Yes. DICOM files exported from any NZ radiology or dental practice can be sent to Stunning Dentistry's planning team. Guide design and fabrication are completed before your arrival, which means surgery can proceed on Day 3–4 of the trip rather than waiting for on-arrival scan-to-guide fabrication. This remote pre-planning is standard for Kiwi patients and is coordinated by Ella Watson.
How does guided surgery interact with the bone grafting and sinus lift procedures?

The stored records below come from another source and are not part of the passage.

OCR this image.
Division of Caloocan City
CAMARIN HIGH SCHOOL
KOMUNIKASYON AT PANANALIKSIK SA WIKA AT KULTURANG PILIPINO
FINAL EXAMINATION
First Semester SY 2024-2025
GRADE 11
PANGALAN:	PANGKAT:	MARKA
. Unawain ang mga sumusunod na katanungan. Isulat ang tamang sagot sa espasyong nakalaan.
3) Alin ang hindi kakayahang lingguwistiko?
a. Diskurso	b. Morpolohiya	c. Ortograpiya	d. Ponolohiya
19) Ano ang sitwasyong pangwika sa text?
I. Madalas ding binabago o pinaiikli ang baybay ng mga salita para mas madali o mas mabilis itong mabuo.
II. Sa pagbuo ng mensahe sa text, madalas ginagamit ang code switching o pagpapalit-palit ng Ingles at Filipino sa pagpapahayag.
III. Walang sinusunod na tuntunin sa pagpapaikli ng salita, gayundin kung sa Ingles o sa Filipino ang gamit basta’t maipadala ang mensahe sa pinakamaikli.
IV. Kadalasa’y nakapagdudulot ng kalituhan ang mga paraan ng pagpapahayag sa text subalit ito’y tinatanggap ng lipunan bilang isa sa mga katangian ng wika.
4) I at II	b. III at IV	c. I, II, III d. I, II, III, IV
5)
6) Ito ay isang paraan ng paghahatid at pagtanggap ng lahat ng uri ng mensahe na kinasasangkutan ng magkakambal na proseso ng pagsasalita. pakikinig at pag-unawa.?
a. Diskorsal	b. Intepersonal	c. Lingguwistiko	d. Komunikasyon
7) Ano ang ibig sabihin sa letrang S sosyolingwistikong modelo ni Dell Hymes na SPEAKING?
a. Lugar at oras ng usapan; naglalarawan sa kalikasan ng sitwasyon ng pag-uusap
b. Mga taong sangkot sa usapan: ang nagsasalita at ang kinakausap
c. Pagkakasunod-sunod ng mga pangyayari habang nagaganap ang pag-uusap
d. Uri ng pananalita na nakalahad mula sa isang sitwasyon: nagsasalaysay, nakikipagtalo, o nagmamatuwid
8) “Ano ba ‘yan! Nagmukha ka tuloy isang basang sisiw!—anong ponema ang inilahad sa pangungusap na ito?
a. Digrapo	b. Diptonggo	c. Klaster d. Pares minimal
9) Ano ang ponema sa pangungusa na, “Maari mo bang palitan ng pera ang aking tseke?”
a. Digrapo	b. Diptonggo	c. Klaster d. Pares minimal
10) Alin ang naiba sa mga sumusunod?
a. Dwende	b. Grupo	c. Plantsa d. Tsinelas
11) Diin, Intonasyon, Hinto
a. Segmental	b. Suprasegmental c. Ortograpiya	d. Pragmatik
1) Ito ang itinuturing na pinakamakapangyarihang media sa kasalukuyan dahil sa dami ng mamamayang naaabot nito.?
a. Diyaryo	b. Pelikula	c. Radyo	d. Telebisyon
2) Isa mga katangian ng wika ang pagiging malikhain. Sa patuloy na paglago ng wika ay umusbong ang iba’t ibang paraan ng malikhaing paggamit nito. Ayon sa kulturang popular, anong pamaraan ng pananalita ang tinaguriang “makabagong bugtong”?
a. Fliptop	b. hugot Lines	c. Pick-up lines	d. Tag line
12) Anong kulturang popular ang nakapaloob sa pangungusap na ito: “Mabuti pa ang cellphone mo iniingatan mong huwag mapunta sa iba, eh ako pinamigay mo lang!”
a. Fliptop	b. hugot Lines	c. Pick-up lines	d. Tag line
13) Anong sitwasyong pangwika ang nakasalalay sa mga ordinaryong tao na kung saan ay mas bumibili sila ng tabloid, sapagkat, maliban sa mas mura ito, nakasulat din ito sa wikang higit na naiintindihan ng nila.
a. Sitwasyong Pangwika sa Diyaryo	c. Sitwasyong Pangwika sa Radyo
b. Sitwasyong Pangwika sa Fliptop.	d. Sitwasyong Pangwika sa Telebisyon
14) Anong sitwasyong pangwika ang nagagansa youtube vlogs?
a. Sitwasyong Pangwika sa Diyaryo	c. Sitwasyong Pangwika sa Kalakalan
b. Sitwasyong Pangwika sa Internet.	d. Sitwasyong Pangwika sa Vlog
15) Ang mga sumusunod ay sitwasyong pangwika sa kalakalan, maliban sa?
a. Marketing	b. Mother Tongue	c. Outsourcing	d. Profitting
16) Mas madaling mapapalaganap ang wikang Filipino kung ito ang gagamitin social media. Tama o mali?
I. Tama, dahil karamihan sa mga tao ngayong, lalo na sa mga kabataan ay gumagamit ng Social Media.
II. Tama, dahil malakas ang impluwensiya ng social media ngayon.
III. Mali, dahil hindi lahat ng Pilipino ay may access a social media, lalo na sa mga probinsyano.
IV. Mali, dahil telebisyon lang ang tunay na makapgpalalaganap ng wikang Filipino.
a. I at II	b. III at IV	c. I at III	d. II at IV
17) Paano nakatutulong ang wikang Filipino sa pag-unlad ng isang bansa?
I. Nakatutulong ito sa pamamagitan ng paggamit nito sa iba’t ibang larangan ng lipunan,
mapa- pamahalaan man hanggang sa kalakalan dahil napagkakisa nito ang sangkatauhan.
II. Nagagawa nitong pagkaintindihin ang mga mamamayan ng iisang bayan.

When bone grafting or sinus lift is performed before implant placement, the guided surgery workflow begins at the post-healing CBCT, typically 3–6 months post-graft. The second CBCT confirms new bone volume, the virtual plan is designed on this updated dataset, and the guide is fabricated from the post-graft anatomy. The guide cannot be fabricated from the pre-graft CBCT and used after grafting, as the bone envelope has changed.
What happens if the guide cannot be fully seated during surgery?
If the guide cannot be seated within planned tolerance at the surgical appointment, the case pauses. Options include: attempting to identify and resolve the cause of the fit problem (e.g., a tooth that has shifted, tissue changes), reverting to dynamic navigation only (X-Guide) if available, or rescheduling the surgery after guide revision. Proceeding with a poorly fitting guide is clinically inappropriate and is not protocol at Stunning Dentistry.